I
Nadie podía comprender la enfermedad que minaba
lentamente a Octave de Saville. No guardaba cama y llevaba un tren de
vida normal; jamás una queja salía de sus labios, y sin embargo se
desmejoraba a ojos vistas. Examinado por los médicos que le obligaba a
consultar la solicitud de sus parientes y amigos, no acusaba dolencia
concreta alguna, y la ciencia no descubría en él ningún síntoma
alarmante: su pecho, al ser auscultado, emitía un sonido normal, y el
oído aplicado a su corazón apenas sorprendía algún latido demasiado
lento o demasiado precipitado; no tosía, no tenía fiebre, pero la vida
se alejaba de él y huía por una de esas rendijas invisibles de que el
hombre está lleno, según Terencio.
A veces un extraño síncope le hacía palidecer y quedarse frío como
el mármol.
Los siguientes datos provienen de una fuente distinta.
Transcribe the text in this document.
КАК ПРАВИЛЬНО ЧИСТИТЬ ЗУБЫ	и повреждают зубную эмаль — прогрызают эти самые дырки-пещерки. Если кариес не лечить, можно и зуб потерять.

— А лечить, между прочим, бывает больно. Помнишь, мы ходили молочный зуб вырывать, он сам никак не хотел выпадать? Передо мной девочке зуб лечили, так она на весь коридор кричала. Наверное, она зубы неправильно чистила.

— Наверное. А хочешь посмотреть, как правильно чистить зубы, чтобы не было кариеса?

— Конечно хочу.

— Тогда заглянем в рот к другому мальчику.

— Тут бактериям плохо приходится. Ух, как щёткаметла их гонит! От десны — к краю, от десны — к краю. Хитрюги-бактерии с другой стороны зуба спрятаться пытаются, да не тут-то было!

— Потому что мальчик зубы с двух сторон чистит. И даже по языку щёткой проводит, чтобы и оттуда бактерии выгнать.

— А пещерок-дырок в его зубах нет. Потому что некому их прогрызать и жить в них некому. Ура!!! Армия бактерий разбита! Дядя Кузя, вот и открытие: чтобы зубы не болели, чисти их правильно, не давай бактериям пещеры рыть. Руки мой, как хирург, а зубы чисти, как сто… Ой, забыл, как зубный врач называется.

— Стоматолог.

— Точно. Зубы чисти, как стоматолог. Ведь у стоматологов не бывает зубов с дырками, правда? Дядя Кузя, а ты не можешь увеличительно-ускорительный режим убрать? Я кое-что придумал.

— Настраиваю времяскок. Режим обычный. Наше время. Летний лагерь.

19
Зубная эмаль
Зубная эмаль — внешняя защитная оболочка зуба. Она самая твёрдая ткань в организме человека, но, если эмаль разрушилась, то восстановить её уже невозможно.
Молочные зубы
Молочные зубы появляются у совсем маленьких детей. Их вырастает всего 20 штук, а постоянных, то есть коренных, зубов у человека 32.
Durante uno o dos minutos se le podía creer muerto; luego su
mecanismo de relojería, detenido por un dedo misterioso, recobraba, ya
sin obstáculo que lo impidiera, su movimiento y Octave parecía despertar
de un sueño. Le mandaron a tomar las aguas; pero las ninfas termales no
pudieron hacer nada por él. Un viaje que hizo a Nápoles no produjo
mejores resultados. Su hermoso y famoso sol le había parecido negro como
el del grabado de Alberto Durero; el murciélago que lleva escrita en su
ala esta palabra: melancolía, azotaba aquel resplandeciente
cielo azul con sus polvorientas membranas y revoloteaba entre la luz y
él; se le heló el corazón en el muelle de la Mergellina, donde los lazzaroni medio desnudos se tuestan y dan a su piel una pátina de bronce.
Entonces volvió a su pequeño apartamento de la calle Saint-Lazare y recuperó, aparentemente, sus antiguas costumbres.